Select Committee on Treasury Appendices to the Minutes of Evidence


APPENDIX 9

Memorandum by Dr David E Bland, OBE

FSA AND EQUITABLE LIFE ASSURANCE

  The point of principle to be presented is crucial to the evaluation of the appropriateness [or otherwise] of the actions of the FSA throughout the year 2000 in respect of Equitable Life.

  If the actions of the FSA were inappropriate in the view of the Committee, in the light of the proposition considered in this submission, this raises significant questions about the competence of the regulator even before "N2" (the date on which the Financial Services and Markets Act 2000 comes into force).

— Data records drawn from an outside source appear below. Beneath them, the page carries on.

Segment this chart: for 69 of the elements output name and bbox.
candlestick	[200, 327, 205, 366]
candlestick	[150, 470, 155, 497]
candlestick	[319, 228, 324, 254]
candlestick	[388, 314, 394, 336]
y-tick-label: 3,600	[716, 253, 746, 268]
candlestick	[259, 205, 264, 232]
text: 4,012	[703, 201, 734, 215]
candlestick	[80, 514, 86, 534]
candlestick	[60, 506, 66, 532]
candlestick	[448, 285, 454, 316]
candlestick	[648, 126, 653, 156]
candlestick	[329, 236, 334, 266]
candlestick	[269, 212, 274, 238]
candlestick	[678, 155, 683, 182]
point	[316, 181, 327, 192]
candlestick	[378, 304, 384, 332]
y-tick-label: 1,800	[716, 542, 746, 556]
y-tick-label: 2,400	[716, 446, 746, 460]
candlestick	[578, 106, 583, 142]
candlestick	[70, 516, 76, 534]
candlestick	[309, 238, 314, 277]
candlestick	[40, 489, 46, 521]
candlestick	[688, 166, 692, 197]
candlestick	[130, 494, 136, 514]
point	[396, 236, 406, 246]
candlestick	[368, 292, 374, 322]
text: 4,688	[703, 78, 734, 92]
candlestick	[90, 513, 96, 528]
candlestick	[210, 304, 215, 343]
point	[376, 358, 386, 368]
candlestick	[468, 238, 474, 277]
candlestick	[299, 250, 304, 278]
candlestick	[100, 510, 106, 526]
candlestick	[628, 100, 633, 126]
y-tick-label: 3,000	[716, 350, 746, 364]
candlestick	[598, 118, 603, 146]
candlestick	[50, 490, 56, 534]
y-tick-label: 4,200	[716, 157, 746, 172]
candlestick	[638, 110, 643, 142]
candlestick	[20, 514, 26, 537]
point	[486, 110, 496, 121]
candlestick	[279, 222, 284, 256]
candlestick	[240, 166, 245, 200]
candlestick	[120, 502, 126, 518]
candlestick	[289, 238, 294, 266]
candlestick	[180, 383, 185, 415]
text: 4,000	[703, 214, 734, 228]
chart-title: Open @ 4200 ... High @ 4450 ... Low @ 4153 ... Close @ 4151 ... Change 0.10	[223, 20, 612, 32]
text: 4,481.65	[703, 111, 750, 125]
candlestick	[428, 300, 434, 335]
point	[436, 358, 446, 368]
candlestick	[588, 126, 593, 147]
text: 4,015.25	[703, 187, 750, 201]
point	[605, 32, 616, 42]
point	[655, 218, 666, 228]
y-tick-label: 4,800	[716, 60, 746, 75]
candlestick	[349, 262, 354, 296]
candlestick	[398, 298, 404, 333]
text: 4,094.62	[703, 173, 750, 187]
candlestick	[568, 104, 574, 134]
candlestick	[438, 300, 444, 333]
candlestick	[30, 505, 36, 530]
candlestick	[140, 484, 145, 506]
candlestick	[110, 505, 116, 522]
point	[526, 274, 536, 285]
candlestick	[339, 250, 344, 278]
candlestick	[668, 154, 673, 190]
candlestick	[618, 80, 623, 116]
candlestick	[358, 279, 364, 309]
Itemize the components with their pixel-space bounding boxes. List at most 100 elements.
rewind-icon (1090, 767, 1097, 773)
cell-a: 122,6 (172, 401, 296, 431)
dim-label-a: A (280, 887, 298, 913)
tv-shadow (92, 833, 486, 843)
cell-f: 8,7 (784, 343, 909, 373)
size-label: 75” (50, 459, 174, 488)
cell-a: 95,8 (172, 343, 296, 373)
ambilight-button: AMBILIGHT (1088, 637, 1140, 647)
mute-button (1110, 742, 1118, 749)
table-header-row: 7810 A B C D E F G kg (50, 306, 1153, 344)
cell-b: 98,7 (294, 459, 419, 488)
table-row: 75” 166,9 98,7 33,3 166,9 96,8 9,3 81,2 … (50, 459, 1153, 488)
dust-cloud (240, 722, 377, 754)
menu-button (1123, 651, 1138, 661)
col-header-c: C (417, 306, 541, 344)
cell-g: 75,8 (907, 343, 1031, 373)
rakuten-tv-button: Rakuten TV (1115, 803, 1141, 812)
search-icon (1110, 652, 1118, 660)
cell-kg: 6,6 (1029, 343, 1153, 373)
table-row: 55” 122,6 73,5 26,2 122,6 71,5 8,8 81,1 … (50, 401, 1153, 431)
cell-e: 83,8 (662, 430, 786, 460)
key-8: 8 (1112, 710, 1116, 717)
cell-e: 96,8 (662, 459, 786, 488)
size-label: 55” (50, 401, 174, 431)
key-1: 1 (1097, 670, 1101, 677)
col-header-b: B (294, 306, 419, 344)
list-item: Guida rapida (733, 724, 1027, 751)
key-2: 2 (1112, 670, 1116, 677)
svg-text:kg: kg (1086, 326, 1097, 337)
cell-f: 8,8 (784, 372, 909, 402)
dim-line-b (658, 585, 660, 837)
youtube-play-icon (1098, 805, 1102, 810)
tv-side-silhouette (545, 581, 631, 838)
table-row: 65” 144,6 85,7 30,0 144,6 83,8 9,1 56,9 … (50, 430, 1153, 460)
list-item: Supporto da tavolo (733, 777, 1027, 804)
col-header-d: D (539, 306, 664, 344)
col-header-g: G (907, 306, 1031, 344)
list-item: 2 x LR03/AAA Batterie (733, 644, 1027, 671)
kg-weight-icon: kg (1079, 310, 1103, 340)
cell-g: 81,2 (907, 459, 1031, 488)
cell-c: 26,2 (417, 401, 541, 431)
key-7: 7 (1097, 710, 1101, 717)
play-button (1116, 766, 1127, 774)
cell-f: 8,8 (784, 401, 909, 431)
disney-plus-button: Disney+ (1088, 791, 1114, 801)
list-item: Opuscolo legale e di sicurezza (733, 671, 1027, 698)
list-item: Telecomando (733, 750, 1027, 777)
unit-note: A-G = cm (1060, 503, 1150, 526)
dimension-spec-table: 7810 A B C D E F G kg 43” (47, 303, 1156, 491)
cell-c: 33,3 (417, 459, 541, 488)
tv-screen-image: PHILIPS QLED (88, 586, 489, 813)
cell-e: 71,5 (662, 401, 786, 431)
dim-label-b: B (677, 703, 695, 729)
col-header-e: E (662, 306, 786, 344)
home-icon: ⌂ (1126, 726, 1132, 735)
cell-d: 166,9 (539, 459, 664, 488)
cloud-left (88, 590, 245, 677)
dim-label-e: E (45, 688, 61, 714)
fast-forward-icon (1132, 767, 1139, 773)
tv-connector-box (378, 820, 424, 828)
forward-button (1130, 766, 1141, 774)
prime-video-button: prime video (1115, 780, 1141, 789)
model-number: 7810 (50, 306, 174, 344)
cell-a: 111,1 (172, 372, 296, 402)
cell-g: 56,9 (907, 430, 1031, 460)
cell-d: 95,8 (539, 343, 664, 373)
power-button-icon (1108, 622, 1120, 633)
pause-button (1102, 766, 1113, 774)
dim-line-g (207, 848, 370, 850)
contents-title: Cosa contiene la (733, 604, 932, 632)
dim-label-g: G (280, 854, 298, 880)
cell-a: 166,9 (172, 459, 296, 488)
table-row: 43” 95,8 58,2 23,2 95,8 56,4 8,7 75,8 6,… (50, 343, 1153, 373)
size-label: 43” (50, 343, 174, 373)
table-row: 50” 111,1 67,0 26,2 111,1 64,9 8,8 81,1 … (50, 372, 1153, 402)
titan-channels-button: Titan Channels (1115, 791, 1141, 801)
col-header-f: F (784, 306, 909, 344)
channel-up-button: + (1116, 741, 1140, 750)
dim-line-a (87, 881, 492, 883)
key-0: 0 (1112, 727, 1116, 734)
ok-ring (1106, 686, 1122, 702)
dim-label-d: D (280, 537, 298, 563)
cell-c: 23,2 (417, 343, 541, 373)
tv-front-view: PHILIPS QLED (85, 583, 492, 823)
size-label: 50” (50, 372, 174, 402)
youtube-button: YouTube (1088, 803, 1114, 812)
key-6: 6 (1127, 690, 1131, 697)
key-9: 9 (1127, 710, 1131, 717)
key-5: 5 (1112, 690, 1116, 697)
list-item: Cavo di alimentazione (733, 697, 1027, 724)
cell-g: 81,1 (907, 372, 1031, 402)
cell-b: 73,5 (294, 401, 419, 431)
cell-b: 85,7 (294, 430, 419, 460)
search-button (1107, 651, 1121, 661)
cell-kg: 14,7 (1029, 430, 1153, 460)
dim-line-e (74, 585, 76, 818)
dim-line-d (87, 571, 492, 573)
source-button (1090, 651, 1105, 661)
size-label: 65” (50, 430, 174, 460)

  The Directors of Equitable Life were encouraged to continue trading, and to receive premium income, through most of 2000 although the size of the potential deficit was known. Arrangements should have been in place to cope with an adverse verdict by the final tribunal, even while the case on the allocation of bonuses was proceeding to the Lords. Instead, the Directors were apparently encouraged to act as if their case was won: and when it was lost, they were still encouraged to try to trade their way to solvency.

  The route preferred by the FSA was for Equitable Life to achieve a combination of new policy sales and a capital injection by some other insurer, on the assumption that the purchaser would mitigate the debt of Equitable Life by diluting the security of its existing policy holders and the assets of its shareholders.

  At precisely the same time as the FSA was encouraging the Directors of Equitable Life to take this course [and was reportedly also encouraging other Life Assurers to dilute their security by a takeover of Equitable Life], the Jaffray Case was proceeding. That case related to Lloyd's of London. The allegation of the plaintiffs was that "insiders" to Lloyd's had done in the early nineteen eighties precisely what the FSA was encouraging Equitable Life to do in the year 2000: namely deliberately to take on new business and seek injections of capital in order to trade through a significant concealed deficit.

  It was explicit in the argument of the Jaffray plaintiffs' case that if it could be proved that Lloyd's did act in that manner, their conduct had been recklessly reprehensible. The court found that it was not proven that the Lloyd's Council, nor any group of Lloyd's members nor any Committee, had conspired to attract custom or capital in order to mitigate the debts that would otherwise fall on themselves. It was implicit throughout the trial, and in the judgement, that if such a conspiracy had existed it would have been wrong.

  The issue of policy therefore is this: given that the FSA, as the Lloyd's regulator, was fully informed of the Jaffray Case was it acting responsibly or reasonably in encouraging Equitable Life to act wilfully and deliberately in a manner exactly analogous to that which the alleged conspirators in Lloyd's had acted? And was it appropriate to use the regulator's influence upon other insurers to solicit their dilution of their own assets in order to mitigate the indebtedness of Equitable Life, in the light of their awareness of the Jaffray case?

  It may be the view of the Committee that it was appropriate in the nineteen eighties for Lloyd's, or members of Lloyd's, to seek to mitigate their own indebtedness in the way that the Jaffray plaintiffs asserted. In that case, the FSA also acted properly and reasonably in 2000 in seeking a capital injection for Equitable Life [that would necessarily have reduced the security of the investors' insurance fund, and would probably have diminished the value of shares in the company that purchased Equitable Life].

  If, on the other hand, the view of the Committee is that it would have been wrong for Lloyd's [or Lloyd's members] to attract capital to dilute their own debt it must equally be inappropriate for the FSA to apply the same solution to Equitable Life in 2000. In that case, the effectiveness of the new regulator is seriously open to challenges even before N2.

  The key issue is whether "caveat emptor" applies in the purchase of insurance and assurance policies and/or in the purchase of shares [or other forms of investment] in insurance and assurance organisations; and whether the involvement of a regulator vitiates the principle on the grounds that the potential investor could believe that extraordinary support would follow if they accommodated the regulator's wish to accept responsibility for a dangerous investment.